By YURI KAGEYAMA
AP Business Writer
TOKYO (AP) — Global stocks mostly fell on Thursday on worries about the impact of China’s “zero-COVID” strategy mixed with hopes of a return to normal economic activity and the tourism.
France’s CAC 40 added 0.4% in early trading to 6,631.06. The German DAX rose 0.9% to 14,367.89. Britain’s FTSE 100 fell 0.3% to 7,328.30. US stocks were expected to drift higher with Dow futures up 0.3% at 33,694.00. S&P 500 futures rose 0.4% to 3,984.50.
Benchmarks fell in Tokyo, Seoul, Hong Kong and Shanghai, while gaining in Sydney. Oil prices have fallen.
Market watchers have noted concerns about how the Federal Reserve may not ease its aggressive interest rate hikes, which are aimed at curbing inflationary pressures.
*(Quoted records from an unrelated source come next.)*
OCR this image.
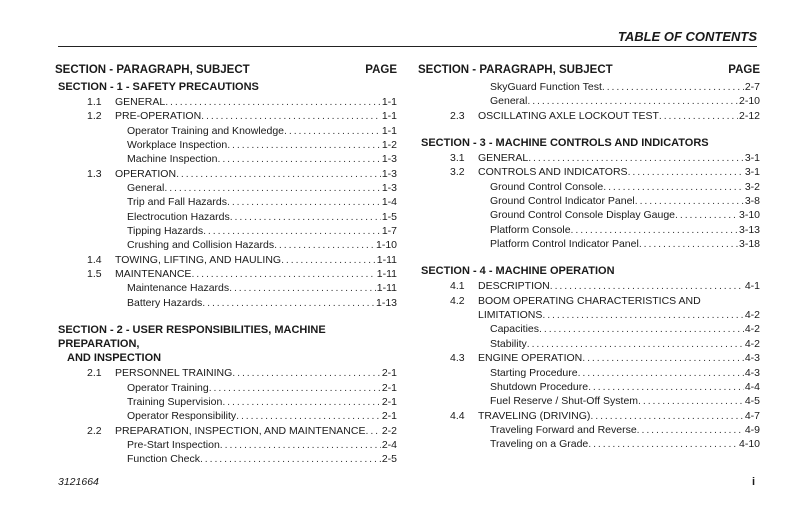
TABLE OF CONTENTS
SECTION - PARAGRAPH, SUBJECT	PAGE
SECTION - 1 - SAFETY PRECAUTIONS
1.1 GENERAL . . .	1-1
1.2 PRE-OPERATION . . .	1-1
Operator Training and Knowledge . . .	1-1
Workplace Inspection . . .	1-2
Machine Inspection . . .	1-3
1.3 OPERATION . . .	1-3
General . . .	1-3
Trip and Fall Hazards . . .	1-4
Electrocution Hazards . . .	1-5
Tipping Hazards . . .	1-7
Crushing and Collision Hazards . . .	1-10
1.4 TOWING, LIFTING, AND HAULING . . .	1-11
1.5 MAINTENANCE . . .	1-11
Maintenance Hazards . . .	1-11
Battery Hazards . . .	1-13
SECTION - 2 - USER RESPONSIBILITIES, MACHINE PREPARATION,
AND INSPECTION
2.1 PERSONNEL TRAINING . . .	2-1
Operator Training . . .	2-1
Training Supervision . . .	2-1
Operator Responsibility . . .	2-1
2.2 PREPARATION, INSPECTION, AND MAINTENANCE . . . 2-2
Pre-Start Inspection . . .	2-4
Function Check . . .	2-5
SECTION - PARAGRAPH, SUBJECT	PAGE
SkyGuard Function Test . . .	2-7
General . . .	2-10
2.3 OSCILLATING AXLE LOCKOUT TEST . . .	2-12
SECTION - 3 - MACHINE CONTROLS AND INDICATORS
3.1 GENERAL . . .	3-1
3.2 CONTROLS AND INDICATORS . . .	3-1
Ground Control Console . . .	3-2
Ground Control Indicator Panel . . .	3-8
Ground Control Console Display Gauge . . .	3-10
Platform Console . . .	3-13
Platform Control Indicator Panel . . .	3-18
SECTION - 4 - MACHINE OPERATION
4.1 DESCRIPTION . . .	4-1
4.2 BOOM OPERATING CHARACTERISTICS AND
LIMITATIONS . . .	4-2
Capacities . . .	4-2
Stability . . .	4-2
4.3 ENGINE OPERATION . . .	4-3
Starting Procedure . . .	4-3
Shutdown Procedure . . .	4-4
Fuel Reserve / Shut-Off System . . .	4-5
4.4 TRAVELING (DRIVING) . . .	4-7
Traveling Forward and Reverse . . .	4-9
Traveling on a Grade . . .	4-10
3121664	i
Much of the earlier market rally on Wall Street was due to such hopes, including lower inflation.
“Markets remain unconvinced that the US Fed will opt for smaller rate hikes as incoming data has sent mixed signals,” said Mizuho Bank’s Venkateswaran Lavanya.
US retail trade data showed improvement, while industrial production fell, underscoring the resilience of the service sector, as opposed to weakening external demand.
The Fed raised interest rates in a bid to slow the economy and rein in the highest inflation in decades. Wall Street feared it would brake too hard and cause a recession.
Japan’s benchmark Nikkei 225 fell 0.4% to end at 27,930.57. Australia’s S&P/ASX 200 gained 0.2% to 7,135.70 after government data showed the employment picture improved in October from September.
The South Korean Kospi slipped 1.4% to 2,442.90. Hong Kong’s Hang Seng fell 1.2% to 18,045.66, while the Shanghai Composite fell 0.2% to 3,115.43.
China is maintaining its “zero-COVID” approach of mass testing many people alongside localized lockdowns and quarantines to completely eliminate the coronavirus. These restrictions have caused a shortage of supply for some of Asia’s largest manufacturers, which has hurt economic growth.
Elsewhere, the lifting of pandemic-related restrictions has fueled hopes of increased consumer spending and tourism income.
Japan posted a trade deficit for the 15th consecutive month in October as imports and exports hit record highs amid soaring energy and food costs and a falling yen, the data shows. of the government published on Thursday.
The deficit, at 2.16 trillion yen ($15 billion), was the highest for the month of October since comparable data was first compiled in 1979, and came despite solid growth in exports, which rose 25.3% last month to 9 trillion yen ($64). billion) from a year ago. Among the products boosting exports are vehicles, medical products and electrical machinery, according to the ministry.
The latest US government retail sales report for October shows that consumer spending remains strong, although it is unclear whether this is due to more purchases or higher prices.
Strong consumer spending is generally a good sign for the economy, but it could make the Fed’s strategy to cool the economy more difficult.
The war in Ukraine is also weighing on market sentiment, particularly in the energy sector. Any worsening could cause spikes in the prices of oil, gas and other commodities the region produces.
In energy trading, benchmark U.S. crude fell 42 cents to $85.17 a barrel. US crude oil prices rose first, before falling 1.5% on Wednesday. Brent crude, the international standard, fell 11 cents to $92.75 a barrel.
In currency trading, the US dollar fell slightly to 138.98 Japanese yen from 139.51 yen. The euro traded at $1.0394, down from $1.0396.
AP Business Writers Damian J. Troise and Alex Veiga contributed to this report.